Willy dispose divers gâteaux sur le bar, rivalisant avec mes délicieux cookies. Le salon de thé est fermé ce dimanche matin, mais ça ne nous empêche pas de bruncher dans la bonne humeur. Je n'ai eu aucune nouvelle de Milo ou de ses amis depuis que je suis levée. Il m'a envoyé un message vers cinq heures du matin pour me souhaiter une bonne nuit. Je sais que ne risque pas qu'il me dérange avant le milieu de l'après-midi. Le morceau de gâteau aux carottes passe difficilement ma gorge, je m'en veux de penser ainsi à mon petit-ami, mais une gorgée de thé fait vite glisser le tout.

— Hmmm, tu sais, Emalyne...

Lilwan s'évertue à toujours prononcer mon prénom en entier alors que Vicky et Willy se sont habitués à "Ema".

— S'il y a un truc que tu as hérité de Damian, c'est bien son talent de cuisinier.

Je rougis à l'évocation de celui qui m'a élevée. Une aiguille vient sadiquement picoter mon cœur. Je pense à mes parents, à ceux qui ont toujours pris soin de moi, ceux qui m'ont éduqué et qui m'ont permis d'exprimer toutes mes passions... ceux, aussi, qui m'ont menti. Je me vois dans la jolie cuisine de notre manoir londonien, les mains dans la pâte à biscuits, guidée par mon père. Celui que je mâche perd sa saveur sous le goût amer de ma trahison.

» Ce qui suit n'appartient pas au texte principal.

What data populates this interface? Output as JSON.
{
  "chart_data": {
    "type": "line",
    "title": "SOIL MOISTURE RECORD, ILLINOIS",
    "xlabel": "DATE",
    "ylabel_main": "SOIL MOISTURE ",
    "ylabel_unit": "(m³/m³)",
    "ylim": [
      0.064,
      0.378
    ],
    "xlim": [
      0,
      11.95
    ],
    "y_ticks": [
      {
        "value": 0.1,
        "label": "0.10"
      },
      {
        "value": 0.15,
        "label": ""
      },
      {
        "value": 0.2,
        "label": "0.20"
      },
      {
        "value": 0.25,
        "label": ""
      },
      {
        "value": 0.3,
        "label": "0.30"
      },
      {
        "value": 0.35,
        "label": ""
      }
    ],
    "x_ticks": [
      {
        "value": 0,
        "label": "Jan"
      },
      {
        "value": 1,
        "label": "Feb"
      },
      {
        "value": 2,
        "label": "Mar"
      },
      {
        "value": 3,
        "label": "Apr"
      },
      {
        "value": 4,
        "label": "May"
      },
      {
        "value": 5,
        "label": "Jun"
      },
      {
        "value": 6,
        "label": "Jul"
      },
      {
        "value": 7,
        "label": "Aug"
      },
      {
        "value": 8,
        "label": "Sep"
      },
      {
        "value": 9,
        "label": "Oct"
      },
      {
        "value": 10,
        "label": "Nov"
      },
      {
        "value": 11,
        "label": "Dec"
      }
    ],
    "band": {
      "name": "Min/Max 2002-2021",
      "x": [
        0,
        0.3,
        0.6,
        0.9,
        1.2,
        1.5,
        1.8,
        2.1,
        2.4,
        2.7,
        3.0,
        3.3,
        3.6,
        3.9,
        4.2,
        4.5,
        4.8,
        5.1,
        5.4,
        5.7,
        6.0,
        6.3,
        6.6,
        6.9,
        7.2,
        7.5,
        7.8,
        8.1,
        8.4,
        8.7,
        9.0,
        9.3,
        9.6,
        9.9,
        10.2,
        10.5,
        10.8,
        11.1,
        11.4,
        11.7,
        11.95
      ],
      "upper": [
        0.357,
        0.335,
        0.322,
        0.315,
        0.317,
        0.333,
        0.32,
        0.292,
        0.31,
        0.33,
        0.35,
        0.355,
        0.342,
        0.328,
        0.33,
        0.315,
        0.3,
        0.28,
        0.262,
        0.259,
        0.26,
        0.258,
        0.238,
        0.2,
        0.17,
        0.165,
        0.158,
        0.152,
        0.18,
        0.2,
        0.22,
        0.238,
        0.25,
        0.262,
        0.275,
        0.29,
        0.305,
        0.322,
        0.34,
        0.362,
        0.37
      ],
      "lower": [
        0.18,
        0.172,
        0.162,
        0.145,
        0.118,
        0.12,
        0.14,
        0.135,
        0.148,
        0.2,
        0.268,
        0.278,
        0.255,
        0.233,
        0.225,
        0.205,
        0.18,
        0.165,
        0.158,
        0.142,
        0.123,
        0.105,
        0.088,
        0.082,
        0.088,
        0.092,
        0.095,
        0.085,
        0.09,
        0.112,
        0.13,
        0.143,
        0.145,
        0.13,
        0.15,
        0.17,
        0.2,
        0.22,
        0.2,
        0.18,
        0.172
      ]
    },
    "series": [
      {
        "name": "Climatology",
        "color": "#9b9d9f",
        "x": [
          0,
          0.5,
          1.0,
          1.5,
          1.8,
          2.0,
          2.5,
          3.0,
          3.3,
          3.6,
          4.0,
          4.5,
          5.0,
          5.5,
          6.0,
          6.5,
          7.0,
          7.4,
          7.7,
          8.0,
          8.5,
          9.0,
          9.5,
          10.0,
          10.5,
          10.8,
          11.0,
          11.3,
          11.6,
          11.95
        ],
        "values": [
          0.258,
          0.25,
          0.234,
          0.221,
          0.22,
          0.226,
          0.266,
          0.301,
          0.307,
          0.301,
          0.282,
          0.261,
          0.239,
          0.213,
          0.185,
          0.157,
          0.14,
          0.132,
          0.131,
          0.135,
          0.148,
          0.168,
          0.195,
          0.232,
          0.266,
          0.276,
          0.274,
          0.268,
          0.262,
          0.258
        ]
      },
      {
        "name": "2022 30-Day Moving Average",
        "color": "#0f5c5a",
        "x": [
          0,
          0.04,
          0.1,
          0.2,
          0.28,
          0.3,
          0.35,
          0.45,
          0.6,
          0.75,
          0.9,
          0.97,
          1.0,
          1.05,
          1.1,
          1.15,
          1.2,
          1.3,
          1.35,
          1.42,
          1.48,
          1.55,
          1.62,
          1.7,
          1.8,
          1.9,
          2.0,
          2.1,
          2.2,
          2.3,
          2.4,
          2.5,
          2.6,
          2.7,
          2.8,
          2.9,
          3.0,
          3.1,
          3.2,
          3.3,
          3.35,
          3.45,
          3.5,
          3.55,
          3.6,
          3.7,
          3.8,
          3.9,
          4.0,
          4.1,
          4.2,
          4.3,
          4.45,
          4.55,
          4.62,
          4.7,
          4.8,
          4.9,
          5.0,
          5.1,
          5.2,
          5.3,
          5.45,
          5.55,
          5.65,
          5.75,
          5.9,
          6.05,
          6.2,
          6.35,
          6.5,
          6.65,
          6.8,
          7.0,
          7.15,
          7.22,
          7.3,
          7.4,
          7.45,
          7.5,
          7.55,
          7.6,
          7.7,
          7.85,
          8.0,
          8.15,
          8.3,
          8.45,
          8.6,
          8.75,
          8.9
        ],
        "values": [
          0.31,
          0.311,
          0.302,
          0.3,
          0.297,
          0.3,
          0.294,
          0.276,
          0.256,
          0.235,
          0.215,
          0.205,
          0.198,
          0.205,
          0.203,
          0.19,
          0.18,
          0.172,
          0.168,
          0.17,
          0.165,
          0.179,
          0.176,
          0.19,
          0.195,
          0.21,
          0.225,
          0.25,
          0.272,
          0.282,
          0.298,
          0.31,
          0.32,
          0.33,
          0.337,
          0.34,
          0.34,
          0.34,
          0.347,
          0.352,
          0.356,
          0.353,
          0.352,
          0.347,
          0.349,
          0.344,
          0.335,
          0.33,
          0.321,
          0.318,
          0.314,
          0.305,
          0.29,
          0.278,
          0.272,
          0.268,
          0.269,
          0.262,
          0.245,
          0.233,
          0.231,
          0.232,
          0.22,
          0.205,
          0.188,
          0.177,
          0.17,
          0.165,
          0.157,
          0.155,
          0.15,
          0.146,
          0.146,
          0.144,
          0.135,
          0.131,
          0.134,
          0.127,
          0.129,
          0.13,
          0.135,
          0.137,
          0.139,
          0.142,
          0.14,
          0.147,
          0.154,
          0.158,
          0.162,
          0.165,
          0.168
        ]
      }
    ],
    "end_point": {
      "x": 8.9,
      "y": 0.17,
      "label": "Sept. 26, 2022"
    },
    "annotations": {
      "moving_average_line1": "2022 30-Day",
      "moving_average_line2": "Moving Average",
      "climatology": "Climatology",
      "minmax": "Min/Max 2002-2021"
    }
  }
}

— Elle avait aussi hérité de sa gentillesse et de son honnêteté, avant de passer une semaine avec toi, maugrée Victoria pour son compagnon.

Lilwan arque un sourcil.

— Beh tu avais qu'à épouser Damian, répond l'intéressé en croquant dans un cookie.

— Vous êtes mariés ? je m'empresse de demander pour changer de sujet.

Malgré la mine renfrognée de ma génitrice et la méfiance dont elle fait preuve envers Lilwan depuis que je suis entrée dans leur vie, tous les deux s'aiment inconditionnellement, je le sens. Si elle l'a suivi depuis toutes ces années plutôt que d'être auprès des siens, de sa fille, c'est simplement parce qu'elle est amoureuse de lui.